Characterizing k-dimensional universal menger compacta

n the past few years H. Toruńczyk and R.D. Edwards-F. Quinn characterized infinite-dimensional manifolds modeled on Q or ℓ₂ and n-dimensional (n ≥ 5) manifolds modeled on Euclidean spaces, respectively. Briefly, if a space X satisfies the correct homotopy-theoretic local property, together with a certain "general positioning" property, then X is a manifold of the expected sort.

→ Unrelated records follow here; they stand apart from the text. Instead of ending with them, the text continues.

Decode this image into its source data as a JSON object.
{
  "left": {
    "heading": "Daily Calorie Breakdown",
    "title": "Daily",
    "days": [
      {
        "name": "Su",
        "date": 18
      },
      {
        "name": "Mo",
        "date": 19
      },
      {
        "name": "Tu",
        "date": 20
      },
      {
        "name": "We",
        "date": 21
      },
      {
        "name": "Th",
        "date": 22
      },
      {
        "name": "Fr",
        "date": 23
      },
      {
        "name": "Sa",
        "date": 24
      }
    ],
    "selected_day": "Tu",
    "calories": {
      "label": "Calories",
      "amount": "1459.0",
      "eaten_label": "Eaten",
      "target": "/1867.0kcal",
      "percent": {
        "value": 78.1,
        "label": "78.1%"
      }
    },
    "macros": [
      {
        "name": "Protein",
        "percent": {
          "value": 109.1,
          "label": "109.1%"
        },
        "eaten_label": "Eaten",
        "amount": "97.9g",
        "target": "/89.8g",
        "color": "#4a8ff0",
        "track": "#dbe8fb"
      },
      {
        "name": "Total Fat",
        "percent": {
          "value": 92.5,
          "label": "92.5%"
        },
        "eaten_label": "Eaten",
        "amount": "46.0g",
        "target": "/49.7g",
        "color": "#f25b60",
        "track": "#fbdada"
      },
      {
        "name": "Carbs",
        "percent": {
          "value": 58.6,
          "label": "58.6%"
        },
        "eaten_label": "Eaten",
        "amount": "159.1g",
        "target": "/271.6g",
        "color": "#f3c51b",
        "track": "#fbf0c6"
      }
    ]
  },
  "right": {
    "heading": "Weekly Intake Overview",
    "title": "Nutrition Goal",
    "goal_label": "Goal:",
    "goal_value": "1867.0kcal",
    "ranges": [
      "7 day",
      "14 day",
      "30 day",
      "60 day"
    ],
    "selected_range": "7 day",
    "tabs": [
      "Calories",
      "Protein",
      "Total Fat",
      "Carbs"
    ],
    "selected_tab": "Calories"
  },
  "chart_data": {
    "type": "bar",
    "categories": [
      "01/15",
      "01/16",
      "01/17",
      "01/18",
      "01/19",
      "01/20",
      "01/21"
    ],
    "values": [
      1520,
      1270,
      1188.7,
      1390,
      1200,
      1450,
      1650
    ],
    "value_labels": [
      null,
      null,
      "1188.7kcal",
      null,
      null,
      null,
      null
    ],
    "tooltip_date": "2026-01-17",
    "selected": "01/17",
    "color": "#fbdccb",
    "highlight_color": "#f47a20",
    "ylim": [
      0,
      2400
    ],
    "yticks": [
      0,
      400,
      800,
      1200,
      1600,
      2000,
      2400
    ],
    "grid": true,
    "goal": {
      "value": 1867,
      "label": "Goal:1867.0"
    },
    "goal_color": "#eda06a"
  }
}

The main result of the thesis follows the same pattern: If a compact, (k-1)-connected, locally (k-1)-connected, k-dimensional metric space X has the "disjoint k-cells property" (i.e. any two maps f, g: I^k → X can be approximated by maps with disjoint images), then X is homeomorphic to the k-dimensional universal Menger space µ^k

Using this result we answer in the affirmative the question whether different constructions of the universal k-dimensional compactum appearing in the literature yield the same space.

Also, we prove a few theorems strongly resembling the well-known facts about Q-manifolds. We mention only one example: the Z-set un-knotting theorem. In particular, we show that µ^k is strongly homogeneous.

To prove these theorems, one needs to have a device for constructing homeomorphisms (with control) of µ^k onto itself. To that end, we use a "combinatorial approach": µ^k is represented as the intersection of a nice family of PL manifolds, each of which possesses a "handlebody structure" (where "handles" reflect the properties of µ^k) Using some standard PL-techniques we construct sequences of "handlebody structures" with correct properties, which ultimately yield the desired homeomorphism.

The "philosophical" output can be summarized in one sentence. The universal k-dimensional Menger compactum µ^k and the Hilbert cube Q cannot be distinguished from the point of view of k-dimensional compacta.